BatchNorm2d: How to use the BatchNorm2d Module in PyTorch

Video Transcript

Batch normalization is a technique that can improve the learning rate of a neural network.

It does so by minimizing internal covariate shift which is essentially the phenomenon of each layer’s input distribution changing as the parameters of the layer above it change during training.

More concretely, in the displayed network

class Convolutional(nn.Module):
    def __init__(self, input_channels=3, num_classes=10)
    	super(Convolutional, self).__init__()
    	self.layer1 = nn.Sequential()
    	self.layer1.add_module("Conv1", nn.Conv2d(in_channels=input_channels, out_channels=16, kernel_size=3, padding=1))
    	self.layer1.add_module("BN1", nn.BatchNorm2d(num_features=16, eps=1e-05, momentum=0.1, affine=True, track_running_stats=True))
    	self.layer1.add_module("Relu1", nn.ReLU(inplace=False))
    	self.layer2 = nn.Sequential()
    	self.layer2.add_module("Conv2", nn.Conv2d(in_channels=16, out_channels=32, kernel_size=3, padding=1, stride=2))
    	self.layer2.add_module("BN2", nn.BatchNorm2d(num_features=32, eps=1e-05, momentum=0.1, affine=True, track_running_stats=True))
    	self.layer2.add_module("Relu2", nn.ReLU(inplace=False))
    	self.fully_connected = nn.Linear(32 * 16 * 16, num_classes)
    def forward(self, x):
    	x = self.layer1(x)
    	x = self.layer2(x)
    	x = x.view(-1, 32 * 16 * 16)
    	x = self.fully_connected(x)
    	return x

The second layer

x = self.layer2(x)

has an expected distribution of inputs coming from the first layer

x = self.layer1(x)

and its parameters are optimized for this expected distribution.

As the parameters in the first layer are updated

x = self.layer1(x)

this expected distribution becomes less like a true distribution passed by layer1.

This is a problem because it can force some of layer2’s activations to saturate which significantly slows down training.

Batch normalization

self.layer1.add_module("BN1", nn.BatchNorm2d(num_features=16, eps=1e-05, momentum=0.1, affine=True, track_running_stats=True))

grants us the freedom to use larger learning rates while not worrying as much about internal covariate shift.

This, in turn, means that our network can be trained slightly faster.
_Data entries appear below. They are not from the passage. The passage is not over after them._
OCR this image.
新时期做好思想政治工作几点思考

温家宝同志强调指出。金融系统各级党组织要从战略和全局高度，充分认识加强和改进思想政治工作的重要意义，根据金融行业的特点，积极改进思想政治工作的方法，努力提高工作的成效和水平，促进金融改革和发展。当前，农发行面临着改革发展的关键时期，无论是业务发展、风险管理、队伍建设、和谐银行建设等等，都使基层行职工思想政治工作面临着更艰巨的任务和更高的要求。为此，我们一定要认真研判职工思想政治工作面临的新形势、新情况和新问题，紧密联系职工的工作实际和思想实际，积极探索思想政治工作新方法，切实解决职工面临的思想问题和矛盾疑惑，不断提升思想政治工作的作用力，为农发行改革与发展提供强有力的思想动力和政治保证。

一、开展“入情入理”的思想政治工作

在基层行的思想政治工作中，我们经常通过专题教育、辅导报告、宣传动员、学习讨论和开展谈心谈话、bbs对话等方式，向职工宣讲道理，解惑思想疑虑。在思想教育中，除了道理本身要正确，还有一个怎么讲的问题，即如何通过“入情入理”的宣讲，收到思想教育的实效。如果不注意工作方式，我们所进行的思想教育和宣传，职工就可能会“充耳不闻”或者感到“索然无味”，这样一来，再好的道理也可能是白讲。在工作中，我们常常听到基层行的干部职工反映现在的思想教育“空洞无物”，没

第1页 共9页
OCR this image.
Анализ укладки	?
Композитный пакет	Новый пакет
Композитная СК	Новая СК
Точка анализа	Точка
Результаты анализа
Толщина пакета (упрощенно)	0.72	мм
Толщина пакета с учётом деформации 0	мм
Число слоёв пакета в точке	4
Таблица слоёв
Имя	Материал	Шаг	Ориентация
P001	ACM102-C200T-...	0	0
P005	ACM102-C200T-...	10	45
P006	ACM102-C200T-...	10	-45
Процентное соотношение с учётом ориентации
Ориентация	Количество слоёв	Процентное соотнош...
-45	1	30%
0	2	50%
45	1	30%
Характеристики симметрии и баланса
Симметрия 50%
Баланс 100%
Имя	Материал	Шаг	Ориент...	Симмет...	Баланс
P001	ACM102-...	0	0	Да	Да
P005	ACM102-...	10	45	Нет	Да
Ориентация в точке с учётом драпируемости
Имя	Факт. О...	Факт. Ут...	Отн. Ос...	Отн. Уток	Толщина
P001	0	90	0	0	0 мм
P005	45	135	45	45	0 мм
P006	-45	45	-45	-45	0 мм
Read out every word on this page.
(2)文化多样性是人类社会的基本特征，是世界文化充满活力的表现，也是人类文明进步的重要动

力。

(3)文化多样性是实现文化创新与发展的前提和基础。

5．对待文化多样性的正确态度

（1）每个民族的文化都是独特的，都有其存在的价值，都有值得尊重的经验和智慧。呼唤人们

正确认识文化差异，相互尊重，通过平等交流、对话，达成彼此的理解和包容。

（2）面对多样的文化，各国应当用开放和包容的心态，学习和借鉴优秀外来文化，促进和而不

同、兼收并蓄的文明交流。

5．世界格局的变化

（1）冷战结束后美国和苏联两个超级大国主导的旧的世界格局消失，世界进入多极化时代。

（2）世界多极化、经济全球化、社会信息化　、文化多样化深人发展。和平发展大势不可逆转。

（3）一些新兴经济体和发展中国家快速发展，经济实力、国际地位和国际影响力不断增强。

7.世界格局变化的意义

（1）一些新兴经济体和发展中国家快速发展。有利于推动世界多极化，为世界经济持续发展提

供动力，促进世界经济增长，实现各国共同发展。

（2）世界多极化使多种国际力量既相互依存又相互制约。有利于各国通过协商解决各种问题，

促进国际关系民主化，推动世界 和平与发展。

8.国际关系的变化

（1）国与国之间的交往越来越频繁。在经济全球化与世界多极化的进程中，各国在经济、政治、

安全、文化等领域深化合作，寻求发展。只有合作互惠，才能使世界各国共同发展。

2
In the displayed network, batch normalization is applied to both the first

self.layer1.add_module("BN1", nn.BatchNorm2d(num_features=16, eps=1e-05, momentum=0.1, affine=True, track_running_stats=True))

and the second layer

self.layer2.add_module("BN2", nn.BatchNorm2d(num_features=32, eps=1e-05, momentum=0.1, affine=True, track_running_stats=True))

with minimal modification from default arguments.

num_features

num_features=32

is a required argument that tells BatchNorm how many features are in the output of the function above it.

In the case of layer1 and layer2 in the displayed network

out_channels=32

this would be the output channels of their Conv2d functions.

Channels are equivalent to features but channels is more commonly used when referring to image data sets as the original image has a certain number of colored channels.

eps or epsilon

eps=1e-05

is a value added to the denominator of the batch normalization calculation.

This is just to improve numerical stability and it should only be modified with good reason.

The BatchNorm function will keep a running estimate of its computed mean and variance during training for use during evaluation of the network.

This can be disabled by setting track_running_stats

track_running_stats=True

to False in which case, the batch statistics are calculated and used during evaluation as well.

The momentum argument

momentum=0.1

determines the rate at which the running estimates are updated.

If it is set to none, then the running estimates will be simple averaging.

Lastly, the affine argument

affine=True

when set to true indicates the BatchNorm should have learnable affine parameters.

The default value for affine is True.